Yeşilçam’ın gelmiş geçmiş en hakiki sarışın sanatçısı Filiz Akın, kendisi hakkında merak edilen tüm sorulara Ankara Hürriyet okurları için yanıtladı.

Sorularımıza içtenlikle cevap veren Filiz Akın, sinemadan oyunculuğa, sosyal projelerinden torun hasretine dek pek çok düşüncesini paylaştı bizimle. Sinemayı bırakmasının üzerinden neredeyse 30 yıl geçmesine rağmen hala hayranlarının gönlündeki yerini koruyan Akın, alçak gönüllülüğü ve insan sevgisiyle yürekleri fethediyor.

Bugüne kadar 117 filmde rol aldınız. O kadar sevilen bir oyuncuyken, neden bıraktınız sinemayı?

Filiz Akın- Benim bıraktığım yıllarda, televizyon yeni bir oyuncaktı. Sinemaya gelen kitle daha evine dönük yaşamaya başladı. Onu için bizim çektiğimiz filmler çekilmez oldu. Daha çok şarkıcıların rol aldığı veya daha cinsel ağırlıklı filmler çekilmeye başlanmıştı. En büyük bırakma sebebim de buydu.

Yarınımı güvenceye aldım

Bu dönemde bir süre şarkıcılık da yaptınız. Bu dönemi biraz anlatabilir misiniz?

F.A.- Anlatabileceğim fazla bir şey yok o dönemde. Ben kimseye muhtaç olmamak ve yarın kaygısıyla sahneye çıktım. Çok sevdiğim bir dönem değil çünkü ben sesi çok güzel olan bir insan değilim. Ama sinemadan tanındığım için bir ilgi oldu. O ilgiden dolayı ben de yarınımı güvenceye almak için çalıştım. İlk kez Neşe Karaböcek’le daha sonra Zeki Müren bir de zannediyorum Behiye Aksoy’la birlikte çalışmıştım o dönem.

Hiç "Yapamam" diye reddettiğiniz rol oldu mu?

F.A.- Hayır olmadı.

Bugüne kadar rol aldıklarınız arasında en sevdiğiniz film hangisiydi?

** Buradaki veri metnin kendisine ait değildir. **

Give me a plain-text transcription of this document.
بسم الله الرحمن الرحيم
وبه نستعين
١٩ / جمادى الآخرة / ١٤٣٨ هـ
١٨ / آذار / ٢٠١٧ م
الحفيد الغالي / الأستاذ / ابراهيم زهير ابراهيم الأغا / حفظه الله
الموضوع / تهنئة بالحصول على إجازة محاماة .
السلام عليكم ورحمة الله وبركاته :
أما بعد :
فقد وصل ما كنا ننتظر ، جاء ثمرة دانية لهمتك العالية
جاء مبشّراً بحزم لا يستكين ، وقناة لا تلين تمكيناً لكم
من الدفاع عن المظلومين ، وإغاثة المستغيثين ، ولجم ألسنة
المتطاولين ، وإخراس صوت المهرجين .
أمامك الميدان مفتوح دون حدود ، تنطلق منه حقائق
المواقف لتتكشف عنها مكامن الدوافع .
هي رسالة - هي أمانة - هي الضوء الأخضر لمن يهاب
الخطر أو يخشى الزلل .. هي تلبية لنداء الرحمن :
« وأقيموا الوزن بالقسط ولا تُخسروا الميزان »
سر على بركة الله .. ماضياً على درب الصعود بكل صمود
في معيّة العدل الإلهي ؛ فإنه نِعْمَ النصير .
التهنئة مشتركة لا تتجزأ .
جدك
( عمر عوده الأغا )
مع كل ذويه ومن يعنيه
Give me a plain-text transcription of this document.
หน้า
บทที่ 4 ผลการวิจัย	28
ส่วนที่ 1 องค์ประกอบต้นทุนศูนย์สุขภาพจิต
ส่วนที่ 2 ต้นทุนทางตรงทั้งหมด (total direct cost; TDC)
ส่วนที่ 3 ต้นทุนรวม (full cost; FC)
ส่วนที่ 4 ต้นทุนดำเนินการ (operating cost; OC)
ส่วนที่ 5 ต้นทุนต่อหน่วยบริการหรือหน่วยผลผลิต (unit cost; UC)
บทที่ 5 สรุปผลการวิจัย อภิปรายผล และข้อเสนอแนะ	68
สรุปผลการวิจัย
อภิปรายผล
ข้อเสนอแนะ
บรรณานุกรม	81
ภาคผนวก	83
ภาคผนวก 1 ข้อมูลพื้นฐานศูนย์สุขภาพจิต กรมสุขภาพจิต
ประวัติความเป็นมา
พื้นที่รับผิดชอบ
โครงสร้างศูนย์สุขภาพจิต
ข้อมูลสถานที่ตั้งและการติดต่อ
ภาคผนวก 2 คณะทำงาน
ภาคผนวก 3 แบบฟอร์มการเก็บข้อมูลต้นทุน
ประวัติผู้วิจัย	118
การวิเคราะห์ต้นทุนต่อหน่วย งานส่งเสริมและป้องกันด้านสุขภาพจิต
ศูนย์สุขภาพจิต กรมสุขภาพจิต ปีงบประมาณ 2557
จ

F.A.- Sevdiklerimin başında "Umutsuzlar" gelir. Sonra "Ankara Ekspresi" ve "Utanç" da var.

Annenizle birlikte büyüdünüz. Siz 7 yaşındayken annenizle babanız ayrılmış. Babanızın yokluğunu çok hissettiniz mi yaşamınızda?

Benim için önemli olan sağlık

F.A.- Babama haksızlık yapmak istemiyorum, rahmetli olduğu için. Ama ben onun varlığını varken de hiç hissetmedim. Yani kötü bir adam olduğu için değil, sevgisini göstermeyi bilen birisi değildi. Onun için daha çok abartılı bir anne sevgisiyle büyüdüm.

Yakında yeni bir proje var mı?

F.A.- Yine kanserle de olabilir ama önemli olan sağlık. Sağlık konusunda bir şeyler yapmak isterim. Sonra, eğitim. Ki benim için sağlıktan bile önce geliyor ülkemizde. Bir de ülke tanıtımı. Her zaman yapabileceğim bir şeyler olduğunda yapıyorum.

İlker'le bir arkadaş gibiyiz

Eşiniz Sönmez Köksal, MİT Müsteşarlığı ve büyükelçilik gibi mesleki gereklilikten dolayı, biraz ketum bir izlenim bırakıyor. Özel yaşamında da böyle midir?

F.A.- Çok konuşan bir insan değil ama bulunduğu konumu çok ciddiye alır. Şimdi siz sorunca düşündüm de özel hayatında da ketum diyebiliriz.

Oğlunuzla aranız nasıl?

F.A.- İlker’le bir arkadaş gibiyiz. Şimdi de çok mutlu bir dönemi. Ben de anne olarak izlemekten çok mutlu oluyorum.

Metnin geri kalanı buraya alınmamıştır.